Todos os participantes eram adultos saudáveis, sem nenhuma dieta médica. Eles também não podiam ter tomado antibióticos nas últimas duas semanas, nem feito nenhum tratamento odontológico no mesmo período.

Dois deles eram usuários diários de gomas de mascar. Seis ingeriram peixes ou frutos do mar durante o período de observação. Todos tiveram contato com alimentos embalados com plásticos. Na média, eles tomaram 750 ml de água por dia de garrafas plásticas. Nenhum dos oito participantes era vegetariano.

Nove tipos de plásticos foram encontrados nos exames, sendo PP (material geralmente encontrado em tampinhas de garrafa) e PET (das garrafas plásticas) os mais comuns. Todas as amostras tinham contaminação – de 3 a 7 tipos de plástico. Dos dez tipos identificáveis pelo método, apenas um, o PMMA (comum em para-brisas de carros) não apareceu em nenhuma amostra. Foram encontradas partículas de PP, PET, PU, PVC, PA, PC, POM, PE e PS.

Os resultados da pesquisa, segundo os autores, sinalizariam que pelo menos 50% da população mundial apresentaria microplásticos nas fezes.

Em média, foram encontrados 20 partículas de microplástico a cada 10 gramas de fezes. “Nossa principal preocupação é o que isso significa para o corpo humano e, especialmente, o que pode significar para pacientes com doenças gastrointestinais”, comenta o médico.

“Enquanto as maiores concentrações de plástico em estudos com animais foram encontradas no intestinos, menores partículas são capazes de entrar na corrente sanguínea, no sistema linfático e chegar ao fígado”, prossegue.

“Estas são as primeiras evidências de microplásticos em humanos. Precisamos avançar mais nas pesquisas para entender o que isso significa para a saúde humana.”

Os pesquisadores ressaltam que os seres humanos estão expostos a diferentes tipos de plásticos no dia a dia.

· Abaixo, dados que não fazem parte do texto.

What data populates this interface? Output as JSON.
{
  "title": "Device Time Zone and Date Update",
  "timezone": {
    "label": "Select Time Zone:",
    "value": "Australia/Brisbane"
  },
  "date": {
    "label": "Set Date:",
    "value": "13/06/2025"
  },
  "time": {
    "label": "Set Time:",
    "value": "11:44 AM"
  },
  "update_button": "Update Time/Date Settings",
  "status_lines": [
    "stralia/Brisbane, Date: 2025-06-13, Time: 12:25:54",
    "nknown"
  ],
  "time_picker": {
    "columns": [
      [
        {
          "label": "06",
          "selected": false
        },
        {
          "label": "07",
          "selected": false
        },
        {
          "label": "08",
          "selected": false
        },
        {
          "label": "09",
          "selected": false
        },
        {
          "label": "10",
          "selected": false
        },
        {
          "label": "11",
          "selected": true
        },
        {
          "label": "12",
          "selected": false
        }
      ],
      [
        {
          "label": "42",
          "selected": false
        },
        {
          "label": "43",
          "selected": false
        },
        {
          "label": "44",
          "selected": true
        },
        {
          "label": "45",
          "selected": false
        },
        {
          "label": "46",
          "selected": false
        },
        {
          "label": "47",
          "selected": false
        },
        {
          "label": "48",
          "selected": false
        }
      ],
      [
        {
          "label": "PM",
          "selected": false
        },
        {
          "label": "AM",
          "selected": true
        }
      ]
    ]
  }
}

E isto é decorrente do uso cada vez mais comum desse material na indústria, sobretudo a partir dos anos 1950. É uma produção que segue crescendo, anualmente.

“Em nível global, a produção de plástico e a poluição plástica se correlacionam fortemente. Portanto, é provável que a quantidade de contaminação plástica possa aumentar ainda mais se a humanidade não mudar a situação atual”, alerta o pesquisador.

Calcula-se que entre 2% e 5% de todo o plástico produzido por ano acabe nos mares, por conta do descarte. Ali, esse material acaba se deteriorando em partículas cada vez menores – os tais microplásticos.

Assim, são consumidos por animais marinhos, entrando na cadeia alimentar – um caminho que, em última instância, traz o plástico para o organismo humano. Diversas pesquisas já detectaram quantidades significativas do material em atum, lagosta e camarão.

Outra maneira pela qual componentes plásticos chegam ao organismo humano seria porque, seja durante o processamento industrial, seja por conta da embalagem, alimentos também podem ser contaminados com pequenas partículas de plásticos.

No início deste mês, a revista Environmental Science and Technology trouxe uma pesquisa realizada por cientistas sul-coreanos em parceria com o Greenpeace que apontou a presença de microplásticos no sal de cozinha.